We built a system to guide decisions regarding the amount of genomic sequencing required to develop diagnostic DNA signatures, which are short sequences that are sufficient to uniquely identify a viral species. We used our existing DNA diagnostic signature prediction pipeline, which selects regions of a target species genome that are conserved among strains of the target (for reliability, to prevent false negatives) and unique relative to other species (for specificity, to avoid false positives). We performed simulations, based on existing sequence data, to assess the number of genome sequences of a target species and of close phylogenetic relatives (near neighbors) that are required to predict diagnostic signature regions that are conserved among strains of the target species and unique relative to other bacterial and viral species.
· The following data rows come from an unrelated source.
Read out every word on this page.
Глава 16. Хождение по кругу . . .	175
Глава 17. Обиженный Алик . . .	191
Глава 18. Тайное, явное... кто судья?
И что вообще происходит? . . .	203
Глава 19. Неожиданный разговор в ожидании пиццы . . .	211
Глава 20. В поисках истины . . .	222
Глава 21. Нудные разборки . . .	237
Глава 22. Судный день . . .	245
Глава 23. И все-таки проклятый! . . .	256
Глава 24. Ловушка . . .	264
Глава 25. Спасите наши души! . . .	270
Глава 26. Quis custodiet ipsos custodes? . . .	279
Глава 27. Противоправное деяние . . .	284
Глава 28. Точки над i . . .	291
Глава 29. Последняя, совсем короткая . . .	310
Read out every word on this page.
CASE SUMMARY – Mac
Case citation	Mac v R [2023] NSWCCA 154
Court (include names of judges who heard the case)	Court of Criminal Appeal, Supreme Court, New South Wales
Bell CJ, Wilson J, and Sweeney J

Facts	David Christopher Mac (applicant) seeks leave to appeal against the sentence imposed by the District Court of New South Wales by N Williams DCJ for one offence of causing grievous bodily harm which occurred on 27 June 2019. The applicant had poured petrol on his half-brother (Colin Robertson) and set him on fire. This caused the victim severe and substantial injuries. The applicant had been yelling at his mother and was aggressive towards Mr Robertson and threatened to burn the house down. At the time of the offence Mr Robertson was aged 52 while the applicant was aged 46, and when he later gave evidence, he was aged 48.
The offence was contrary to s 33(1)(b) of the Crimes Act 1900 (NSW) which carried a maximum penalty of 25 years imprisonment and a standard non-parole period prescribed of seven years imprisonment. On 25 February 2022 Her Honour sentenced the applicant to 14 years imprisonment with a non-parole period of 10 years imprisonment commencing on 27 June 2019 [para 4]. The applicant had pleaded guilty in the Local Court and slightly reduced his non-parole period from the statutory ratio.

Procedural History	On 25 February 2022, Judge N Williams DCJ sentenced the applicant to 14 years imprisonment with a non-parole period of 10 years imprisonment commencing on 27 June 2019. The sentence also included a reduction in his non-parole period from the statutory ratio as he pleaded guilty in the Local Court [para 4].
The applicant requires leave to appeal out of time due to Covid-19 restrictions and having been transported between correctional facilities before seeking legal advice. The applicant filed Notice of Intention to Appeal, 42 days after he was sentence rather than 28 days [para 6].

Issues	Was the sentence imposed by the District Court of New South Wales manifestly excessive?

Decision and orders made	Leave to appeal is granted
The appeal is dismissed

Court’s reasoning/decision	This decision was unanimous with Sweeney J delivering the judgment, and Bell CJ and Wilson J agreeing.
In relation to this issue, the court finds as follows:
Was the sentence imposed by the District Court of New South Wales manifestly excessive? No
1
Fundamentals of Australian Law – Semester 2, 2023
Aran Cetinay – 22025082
For DNA viruses such as variola (smallpox), three target genomes provide sufficient guidance for selecting species-wide signatures. Three near-neighbor genomes are critical for species specificity. In contrast, most RNA viruses require four target genomes and no near-neighbor genomes, since lack of conservation among strains is more limiting than uniqueness. Severe acute respiratory syndrome and Ebola Zaire are exceptional, as additional target genomes currently do not improve predictions, but near-neighbor sequences are urgently needed. Our results also indicate that double-stranded DNA viruses are more conserved among strains than are RNA viruses, since in most cases there was at least one conserved signature candidate for the DNA viruses and zero conserved signature candidates for the RNA viruses.
我们构建了一个系统,用于指导有关开发诊断性DNA特征所需基因组测序量的决策,诊断性DNA特征是足以唯一识别病毒物种的短序列。我们使用了现有的DNA诊断特征预测流程,该流程会选择目标物种基因组中在目标菌株间保守的区域(为了可靠性,防止假阴性)以及相对于其他物种具有独特性的区域(为了特异性,避免假阳性)。我们基于现有序列数据进行了模拟,以评估预测在目标物种菌株间保守且相对于其他细菌和病毒物种具有独特性的诊断特征区域所需的目标物种以及近缘系统发育亲属(近邻)的基因组序列数量。对于天花等DNA病毒,三个目标基因组为选择全物种特征提供了足够的指导。三个近邻基因组对于物种特异性至关重要。相比之下,大多数RNA病毒需要四个目标基因组且不需要近邻基因组,因为菌株间缺乏保守性比缺乏独特性的限制更大。严重急性呼吸综合征和埃博拉病毒(扎伊尔型)是例外,因为目前额外的目标基因组并不能改善预测,但近邻序列却迫切需要。我们的结果还表明,双链DNA病毒在菌株间比RNA病毒更具保守性,因为在大多数情况下,DNA病毒至少有一个保守的特征候选序列,而RNA病毒则没有保守的特征候选序列。